Braddock Linsley, Gerard Wellington, Daniel Schrag
Research into past climate variations by examining the annual bands in coral reefs which capture information about the sea surface temperature.
In 18 meters of water off the coast of southwest side of Rarotonga in the Cook Islands of the Western Pacific.
April, 1997; the data collected covers over 270 years of past climate variations in the region.
Drilling into a hard coral of the genus Porites using a special drill, Brad Linsley and his colleagues took the core of coral back to the laboratory where, using an atomic emission spectrophotometer, they were able to compare the strontium (Sr) and calcium (Ca) ratio, which is acknowledged in scientific circles to be an accurate means of reconstructing past changes in sea surface temperature.
In order to understand the complexities of the Earth system, including climate processes in the Pacific Ocean such as ENSO (El Nino Southern Oscillation) it is important to use paleoclimate (past climate) reconstructions to gain insight into the range and processes of natural climate variability.
A plot of the data indicates a cooling trend in the region, which is located in the South Pacific gyre, with sea surface temperatures ranging from a high over 29°
C around 1748 to a low of around 22°
C around 1912. Cooling around 1815 may be related to the Tambora volcanic eruption in April of that year.

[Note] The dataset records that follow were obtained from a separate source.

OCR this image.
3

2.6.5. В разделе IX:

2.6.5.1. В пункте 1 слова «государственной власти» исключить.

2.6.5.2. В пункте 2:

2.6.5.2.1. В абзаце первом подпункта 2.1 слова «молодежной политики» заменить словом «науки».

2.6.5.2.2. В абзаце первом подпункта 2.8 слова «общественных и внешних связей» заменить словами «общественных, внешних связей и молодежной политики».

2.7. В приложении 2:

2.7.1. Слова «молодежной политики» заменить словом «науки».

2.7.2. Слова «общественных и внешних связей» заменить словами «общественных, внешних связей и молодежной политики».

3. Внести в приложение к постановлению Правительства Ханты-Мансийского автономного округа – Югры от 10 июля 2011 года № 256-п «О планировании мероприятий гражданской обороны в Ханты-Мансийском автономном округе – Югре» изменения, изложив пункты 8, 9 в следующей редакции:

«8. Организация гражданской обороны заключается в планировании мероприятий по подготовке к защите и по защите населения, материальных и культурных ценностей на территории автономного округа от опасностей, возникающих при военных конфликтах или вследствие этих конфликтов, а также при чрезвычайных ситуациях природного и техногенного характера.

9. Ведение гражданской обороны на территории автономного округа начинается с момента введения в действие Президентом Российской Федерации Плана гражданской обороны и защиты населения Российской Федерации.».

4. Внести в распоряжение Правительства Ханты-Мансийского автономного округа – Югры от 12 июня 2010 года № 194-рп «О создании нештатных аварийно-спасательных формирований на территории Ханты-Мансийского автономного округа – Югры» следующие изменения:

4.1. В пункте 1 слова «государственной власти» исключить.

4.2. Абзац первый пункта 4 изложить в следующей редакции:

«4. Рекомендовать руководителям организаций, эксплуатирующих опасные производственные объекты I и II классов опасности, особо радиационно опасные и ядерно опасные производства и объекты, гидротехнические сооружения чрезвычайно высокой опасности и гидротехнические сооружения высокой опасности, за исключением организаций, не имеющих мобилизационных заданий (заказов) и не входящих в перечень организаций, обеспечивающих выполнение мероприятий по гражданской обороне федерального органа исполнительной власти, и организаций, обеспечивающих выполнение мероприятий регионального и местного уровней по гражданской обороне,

Is there still a cooling trend in the region? (Remote sensing data should provide data to answer this question.) Did coral bleaching occur during this period? (Coral bleaching can be caused by wide swings in sea surface temperature, especially warming events.) What causes the wide swings in sea surface temperature or SST? How does this data set compare with other regional and global data sets for a similar time span?